Naeger polled MAMES members on how best to save Missouri Medicaid $4.5 million. With that input, Medicaid and the subcommittee came up with a plan that changes reimbursement policies for oxygen, hospital beds and some other items. While they are tough changes, a 3.5 percent cut is easier to swallow than a 20 percent cut, Schafhauser said.

She believes the savings would never have been realized had Missouri providers not had a relationship with the Medicaid officials. That's a notion that is spreading among the association's seven member states. 

"We've learned from one another," Schafhauser said. "Nebraska meets quarterly with their Medicaid, which wouldn't give them the time of day before. North Dakota meets quarterly with their Medicaid. Iowa was successful in fending off competitive bidding because they had cultivated a relationship."
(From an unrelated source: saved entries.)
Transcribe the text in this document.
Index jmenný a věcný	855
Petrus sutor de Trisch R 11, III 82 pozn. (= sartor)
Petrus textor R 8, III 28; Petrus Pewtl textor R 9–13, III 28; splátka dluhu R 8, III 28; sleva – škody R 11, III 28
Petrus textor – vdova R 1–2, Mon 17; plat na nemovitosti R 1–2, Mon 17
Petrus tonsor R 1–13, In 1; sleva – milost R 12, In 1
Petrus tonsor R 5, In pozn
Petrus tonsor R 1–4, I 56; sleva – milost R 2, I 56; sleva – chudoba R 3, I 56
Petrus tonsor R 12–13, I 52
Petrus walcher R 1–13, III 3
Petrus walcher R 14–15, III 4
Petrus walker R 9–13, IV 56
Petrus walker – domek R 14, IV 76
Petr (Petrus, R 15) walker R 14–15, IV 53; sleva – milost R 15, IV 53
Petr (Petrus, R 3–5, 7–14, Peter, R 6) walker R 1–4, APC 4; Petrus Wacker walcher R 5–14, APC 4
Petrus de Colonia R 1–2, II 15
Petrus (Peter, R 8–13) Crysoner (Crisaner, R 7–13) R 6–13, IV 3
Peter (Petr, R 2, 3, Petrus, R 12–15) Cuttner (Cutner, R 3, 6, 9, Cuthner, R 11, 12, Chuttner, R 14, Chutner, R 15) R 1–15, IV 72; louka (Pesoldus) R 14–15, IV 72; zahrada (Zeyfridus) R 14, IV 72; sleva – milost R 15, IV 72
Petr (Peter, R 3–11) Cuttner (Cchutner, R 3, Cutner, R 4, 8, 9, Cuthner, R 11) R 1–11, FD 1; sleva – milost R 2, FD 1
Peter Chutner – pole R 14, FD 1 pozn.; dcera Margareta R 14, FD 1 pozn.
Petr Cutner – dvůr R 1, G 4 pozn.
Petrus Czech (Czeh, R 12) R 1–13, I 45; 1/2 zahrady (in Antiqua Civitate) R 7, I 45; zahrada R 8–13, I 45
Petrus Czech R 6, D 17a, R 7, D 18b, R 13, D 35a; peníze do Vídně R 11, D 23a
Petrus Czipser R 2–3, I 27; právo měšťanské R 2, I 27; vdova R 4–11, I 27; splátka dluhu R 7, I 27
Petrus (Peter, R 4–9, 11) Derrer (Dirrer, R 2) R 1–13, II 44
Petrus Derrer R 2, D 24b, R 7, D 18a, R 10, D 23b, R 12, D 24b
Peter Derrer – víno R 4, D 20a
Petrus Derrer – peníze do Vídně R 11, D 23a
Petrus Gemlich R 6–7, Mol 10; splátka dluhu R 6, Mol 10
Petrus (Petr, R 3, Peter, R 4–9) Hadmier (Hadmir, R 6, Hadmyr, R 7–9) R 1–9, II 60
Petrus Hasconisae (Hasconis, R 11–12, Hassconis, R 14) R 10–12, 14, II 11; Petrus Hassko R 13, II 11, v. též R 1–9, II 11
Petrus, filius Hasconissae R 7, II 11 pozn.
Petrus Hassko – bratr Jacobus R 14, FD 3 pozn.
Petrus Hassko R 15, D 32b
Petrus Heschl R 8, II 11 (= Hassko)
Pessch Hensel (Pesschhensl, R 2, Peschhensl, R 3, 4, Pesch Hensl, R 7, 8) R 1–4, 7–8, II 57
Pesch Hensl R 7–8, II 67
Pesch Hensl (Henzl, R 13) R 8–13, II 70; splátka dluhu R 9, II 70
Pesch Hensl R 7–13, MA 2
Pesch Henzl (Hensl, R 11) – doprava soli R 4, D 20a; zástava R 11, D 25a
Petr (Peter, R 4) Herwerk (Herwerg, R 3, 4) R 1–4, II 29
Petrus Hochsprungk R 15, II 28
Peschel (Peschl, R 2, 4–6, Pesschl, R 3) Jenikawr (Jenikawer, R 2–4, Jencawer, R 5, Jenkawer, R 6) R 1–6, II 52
Such relationships work, agreed Clayback, who believes the Missouri outcome is a prime example of what can happen when HME providers connect with the people behind the policy-making. Clayback worked with the state subcommittee to help get complex rehab chairs and accessories exempted entirely from the cuts.

"By necessity, we as an industry need to improve how we work with these [Medicaid] agencies," Clayback said. "How do we monitor, how do we ensure right relationships with the right people, how do we change what is in the pipeline?" Those are some of the issues that will be addressed at NCART's National Medicaid Summit Oct. 6-7 in Nashville.

The frequency of proposed Medicaid reductions is only going to increase, Clayback said, so providers and state associations need to remain vigilant and active. "You don't want to be caught by surprise on these issues," he said.